Join us for Twitter-based #CitSciChat on Friday, November 13 from 3:30-4:30 PM ET to discuss the challenges faced and solutions created by community-driven research efforts. With typically about 200 people tweeting, re-tweeting, asking and answering questions, we welcome you to add your voice to the vibrant discussions! Remember to include the hashtag #CitSciChat when you chime in so that everyone can follow the conversation.
These panelists have been invited to participate in this CitSciChat discussion:
Liz Barry (@lizbarry) is the Director of Community Development at Public Lab, a nonprofit with the goal of democratizing science to address environmental issues that affect people. She develops geographic tools and civic science methods for collaborative cities. Her background is in urban landscape design, and she teaches at Columbia University and Parsons the New School for Design.
Abby Kinchy (@AbbyKinchy) is a professor in the Department of Science and Technology Studies at Rensselaer Polytechnic Institute. She is a sociologist, working in the interdisciplinary field of science and technology studies (STS). Most recently, her research has focused on citizen science with the goal of bringing concepts of power and social justice into sharper focus in popular and professional discussions.
Raj Pandya directs AGU’s Thriving Earth Exchange. The Thriving Earth Exchange helps volunteer scientists and community leaders work together to use science, especially Earth and space science, to advance community priorities related to sustainability, resilience, disaster risk reduction, and environmental justice.
Sacoby Wilson (@SacobyWilson) is an Associate Professor with the Maryland Institute for Applied Environmental Health and Department of Epidemiology and Biostatistics at the University of Maryland, College Park School of Public Health and Director of the Community Engagement, Environmental Justice and Health (CEEJH) laboratory. Dr.
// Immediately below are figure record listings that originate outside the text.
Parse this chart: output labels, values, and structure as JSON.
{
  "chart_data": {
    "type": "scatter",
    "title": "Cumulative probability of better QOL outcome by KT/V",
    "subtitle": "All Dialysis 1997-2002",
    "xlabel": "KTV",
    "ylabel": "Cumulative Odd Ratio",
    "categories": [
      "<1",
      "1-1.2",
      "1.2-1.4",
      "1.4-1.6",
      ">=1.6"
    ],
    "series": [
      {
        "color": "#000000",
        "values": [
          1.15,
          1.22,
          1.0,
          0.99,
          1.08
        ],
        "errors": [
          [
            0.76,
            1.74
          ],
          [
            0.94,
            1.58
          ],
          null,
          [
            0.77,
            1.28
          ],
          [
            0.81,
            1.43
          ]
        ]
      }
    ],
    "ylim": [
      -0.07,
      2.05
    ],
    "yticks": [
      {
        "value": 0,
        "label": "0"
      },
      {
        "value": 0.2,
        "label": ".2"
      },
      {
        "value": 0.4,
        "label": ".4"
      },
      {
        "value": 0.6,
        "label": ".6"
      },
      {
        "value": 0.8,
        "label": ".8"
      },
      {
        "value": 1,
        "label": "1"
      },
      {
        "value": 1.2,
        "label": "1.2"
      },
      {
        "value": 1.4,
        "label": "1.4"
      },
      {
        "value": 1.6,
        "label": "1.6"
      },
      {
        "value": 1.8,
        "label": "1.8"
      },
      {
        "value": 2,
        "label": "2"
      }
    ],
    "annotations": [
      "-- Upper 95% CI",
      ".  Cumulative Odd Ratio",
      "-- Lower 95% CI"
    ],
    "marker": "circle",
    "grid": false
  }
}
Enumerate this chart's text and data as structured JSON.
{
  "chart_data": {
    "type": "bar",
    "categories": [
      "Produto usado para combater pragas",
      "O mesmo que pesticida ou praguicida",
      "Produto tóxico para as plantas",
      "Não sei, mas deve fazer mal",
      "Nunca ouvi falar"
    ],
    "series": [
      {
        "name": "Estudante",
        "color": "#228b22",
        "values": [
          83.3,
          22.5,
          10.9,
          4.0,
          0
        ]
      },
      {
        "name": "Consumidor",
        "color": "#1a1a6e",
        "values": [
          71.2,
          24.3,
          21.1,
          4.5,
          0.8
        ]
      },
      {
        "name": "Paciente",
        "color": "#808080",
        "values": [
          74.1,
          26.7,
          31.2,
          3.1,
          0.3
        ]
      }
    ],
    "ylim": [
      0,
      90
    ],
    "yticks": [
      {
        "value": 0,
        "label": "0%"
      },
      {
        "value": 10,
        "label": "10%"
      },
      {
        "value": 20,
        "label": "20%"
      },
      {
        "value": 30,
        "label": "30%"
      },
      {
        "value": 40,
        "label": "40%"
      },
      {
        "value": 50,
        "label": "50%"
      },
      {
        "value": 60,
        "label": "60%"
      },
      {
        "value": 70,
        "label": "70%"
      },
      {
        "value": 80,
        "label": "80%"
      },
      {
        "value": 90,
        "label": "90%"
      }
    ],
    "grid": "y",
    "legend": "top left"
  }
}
Wilson has 15 years of experience as an environmental health scientist in the areas of exposure science, environmental justice, environmental health disparities, community-engaged research including crowd science and community-based participatory research (CBPR), water quality analysis, air pollution studies, built environment, industrial animal production, climate change, community resiliency, and sustainability.
During the discussion, the above panelists will post responses to questions about citizen science and activism on Twitter with #CitSciChat. You’re invited to follow along and answer the questions, too! Tag @ramblynn1 and use the hashtag #CitSciChat to join the conversation.
Lynn Chesnut’s Bio
Lynn spent nearly 20 years teaching middle school science before returning to grad school to pursue a doctoral degree in science education (what was she thinking?!). Her research interests include identifying and dismantling barriers to participation in informal science education for underrepresented groups. In her “free” time, she enjoys spending time with her teenage daughter, caring for a bunch of critters, walking in the woods, being crafty, and thrifting.